On St. Patrick’s and every other day, current owner Mattie Maher—his is the third family to run the tavern—upholds a strict no-tolerance policy regarding drunk surliness, the longtime motto being “Be Good or Be Gone” (preferable to the now-abandoned philosophy of “Good Ale, Raw Onions, and No Ladies.”) For the McSorley’s staff, this must be the longest, most grueling day of the year.
We talk with bartender Gregory de la Haba about getting through the holiday, the bar’s trademark sawdust-strewn floors, and who gets bathroom duty.
How long have you been at McSorley’s? Since I got the owner’s daughter pregnant about 4 1/2 years ago.
Are you the son-in-law? Now I am. Ha.
How long does it take to get in on St. Patrick’s Day? We open up the doors at 8 Am, and within about five minutes, we fill up. The poor guy who gets cut off has to wait at least another three more hours before he’s let in, because once people are in, they’re not leaving until they get thrown out.
People literally stand outside for three hours? On that day, easily.
And people actually start lining up at 8 a.m.? Every year it gets earlier and earlier. Last year the first four people came at 5:15 a.m. They say St. Patrick’s Day is amateur’s day when it comes to drinking—but not here.
Who are these people who come at 5 a.m.? Do they tailgate? If we catch ’em drinking early, we send them on their way. But they’re all good guys, regulars. Normally, we see the same people year after year. Everybody who comes here that day has been here the year before, or been here 10 years in a row, twenty years in a row. We have groups that have been coming for 30 years.
What customer do you look forward to seeing the most on St. Patrick’s Day? All the regulars..I’ll tell you this. We have customers throughout the year, that if they don’t come in on a certain day, we’ll call to see if they’re okay. Like, this gentleman [gesturing to a man across from him, eating dinner] comes every Monday night for the leg of lamb. I only see him Monday nights, and he’s here every Monday night.
How has McSorley’s managed to stay open for so long [since 1854]? Yeah, even the legendary places close. Look at Second Avenue Deli, look at Billy’s up on First Avenue. I think it’s because our motto has been “Be Good or Be Gone,” we serve good ale, and we keep it simple: we open the doors each day, and the customers do the rest… Oh. [Talking to leg-of-of-lamb diner] And as this customer says, we own the building.
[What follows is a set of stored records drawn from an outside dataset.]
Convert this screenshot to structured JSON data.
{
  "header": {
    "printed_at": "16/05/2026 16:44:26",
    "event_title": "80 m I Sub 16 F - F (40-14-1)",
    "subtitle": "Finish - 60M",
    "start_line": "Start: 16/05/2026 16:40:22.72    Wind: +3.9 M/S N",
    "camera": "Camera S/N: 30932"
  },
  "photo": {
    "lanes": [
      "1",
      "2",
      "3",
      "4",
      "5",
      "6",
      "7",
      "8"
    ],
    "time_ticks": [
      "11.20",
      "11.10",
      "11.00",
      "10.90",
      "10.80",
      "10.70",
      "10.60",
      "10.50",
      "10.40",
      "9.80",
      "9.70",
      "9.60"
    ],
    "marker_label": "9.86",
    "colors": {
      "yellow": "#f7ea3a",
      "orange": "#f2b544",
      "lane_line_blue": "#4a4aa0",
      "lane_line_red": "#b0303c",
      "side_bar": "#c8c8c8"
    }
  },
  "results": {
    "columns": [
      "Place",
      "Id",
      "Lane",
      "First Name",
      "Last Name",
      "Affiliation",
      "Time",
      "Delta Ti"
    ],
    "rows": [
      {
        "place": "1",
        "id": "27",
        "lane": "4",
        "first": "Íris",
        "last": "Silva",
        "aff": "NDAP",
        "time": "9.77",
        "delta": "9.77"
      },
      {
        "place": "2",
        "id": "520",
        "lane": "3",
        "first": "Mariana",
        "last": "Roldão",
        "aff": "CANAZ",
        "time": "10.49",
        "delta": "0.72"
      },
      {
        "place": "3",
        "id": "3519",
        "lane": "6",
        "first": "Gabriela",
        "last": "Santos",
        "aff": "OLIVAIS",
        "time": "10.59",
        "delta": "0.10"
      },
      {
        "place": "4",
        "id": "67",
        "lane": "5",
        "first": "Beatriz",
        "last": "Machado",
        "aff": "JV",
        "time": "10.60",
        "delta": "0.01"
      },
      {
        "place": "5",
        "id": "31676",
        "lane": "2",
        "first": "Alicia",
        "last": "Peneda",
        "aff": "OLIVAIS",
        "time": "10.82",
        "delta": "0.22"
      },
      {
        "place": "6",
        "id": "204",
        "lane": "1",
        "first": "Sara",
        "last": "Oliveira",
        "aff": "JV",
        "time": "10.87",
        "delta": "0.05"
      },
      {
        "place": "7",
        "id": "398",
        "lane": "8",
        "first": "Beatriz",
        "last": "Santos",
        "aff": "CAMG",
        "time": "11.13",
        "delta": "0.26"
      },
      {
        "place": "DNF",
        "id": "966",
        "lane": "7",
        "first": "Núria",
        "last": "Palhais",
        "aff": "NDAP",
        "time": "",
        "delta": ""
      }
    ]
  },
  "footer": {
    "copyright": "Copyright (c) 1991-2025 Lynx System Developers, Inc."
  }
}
Who lives upstairs? Do you? No, but most of the staff do. All cousins, relatives of the family.
How many of you have to work on St. Patrick’s Day? The whole staff, everyone has to work that day. 14 people.
Who gets bathroom duty? We call that “The Shithouse.” And we have a guy, his name is Bobby Bongos. He’s a superb bongo player, percussionist. Plays all over town—he’s played bongos all over the world, actually. When he’s not playing his bongos, he’s doing the shithouse in the back.
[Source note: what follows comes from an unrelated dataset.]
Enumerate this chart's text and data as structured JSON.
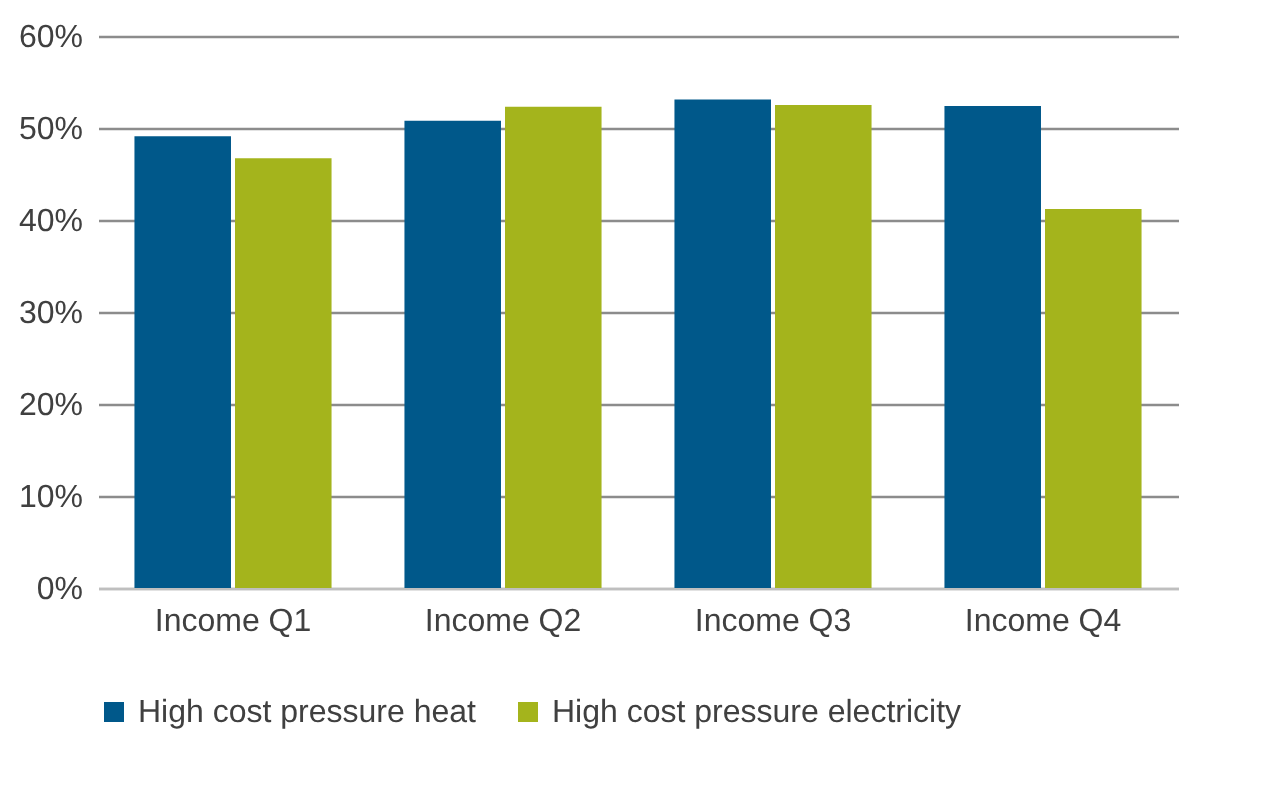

How long has he been doing The Shithouse? Maybe 10 years now.
That’s a special man. So what goes faster, the light or dark beer? They’re both equally delicious and nutritious.
What are some problems that usually arise on St. Patrick’s Day? There’s usually one idiot out of the whole group of 20 guys. Even the friends know which one’s going to puke first. Sure enough, they’re right.
Who gets stuck cleaning up afterward? Is there a pecking order? Whoever’s section it is. We just throw some more sawdust down and sweep it up.
So sawdust takes care of everything? Sawdust is the cure-all.